En clair, cette PME fournit du renseignement stratégique au ministère des Armées en désignant le pays qui vient de procéder à un tir civil (fusée) ou militaire (missile balistique). Ce qui est une aide à la décision très précieuse pour les autorités politiques, notamment en période de conflits.
Des prédateurs étrangers étaient sur les rangs pour rafler cette pépite, créée en 2017 par un jeune entrepreneur Jean-Pierre Ducourtieux, basée à Paris et soutenue par la Délégation générale de l'armement (DGA).
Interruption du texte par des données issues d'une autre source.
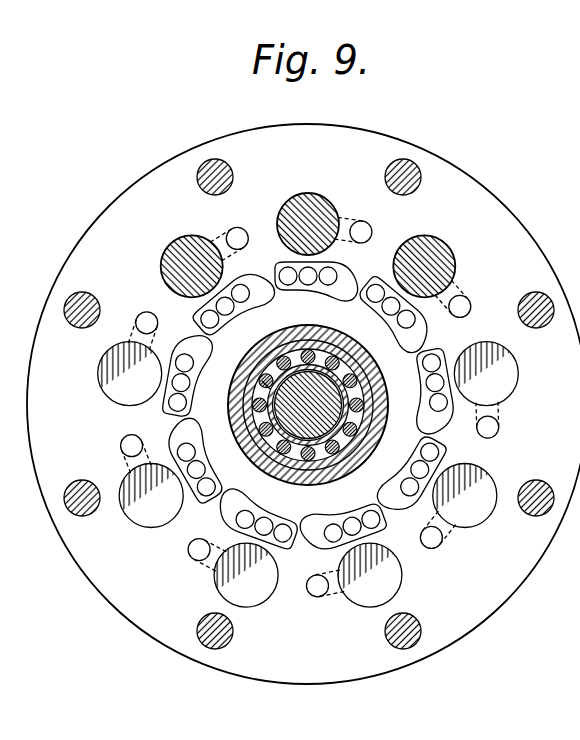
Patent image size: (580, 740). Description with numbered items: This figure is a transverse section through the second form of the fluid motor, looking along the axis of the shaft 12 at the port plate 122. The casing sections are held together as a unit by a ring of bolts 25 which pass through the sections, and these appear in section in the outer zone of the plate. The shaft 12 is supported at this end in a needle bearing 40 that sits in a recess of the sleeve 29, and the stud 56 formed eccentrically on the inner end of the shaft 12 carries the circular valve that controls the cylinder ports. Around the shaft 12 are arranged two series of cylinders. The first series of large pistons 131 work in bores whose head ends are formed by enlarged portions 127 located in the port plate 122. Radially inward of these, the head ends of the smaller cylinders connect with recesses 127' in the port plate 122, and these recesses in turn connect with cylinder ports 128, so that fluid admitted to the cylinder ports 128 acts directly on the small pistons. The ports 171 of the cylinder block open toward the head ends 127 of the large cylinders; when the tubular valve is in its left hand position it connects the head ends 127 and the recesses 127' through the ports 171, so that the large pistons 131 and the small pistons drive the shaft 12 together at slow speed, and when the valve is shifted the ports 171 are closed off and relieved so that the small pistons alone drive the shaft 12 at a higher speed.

Mais finalement le groupe Hemeria (57 millions de chiffre d'affaires entre juillet 2022 et juin 2023, dont 75% dans la défense) a su trouver les arguments pour convaincre Opensci de s'adosser à lui en dépit d'offres, semble-t-il, mieux-disantes de grands groupes. Pour Hemeria, cette opération « renforce notre offre au bénéfice des intérêts souverains étatiques, décrypte pour La Tribune le directeur général d'Hemeria, Nicolas Multan. Nous sécurisons la BITD, notamment celle liée à la dissuasion ».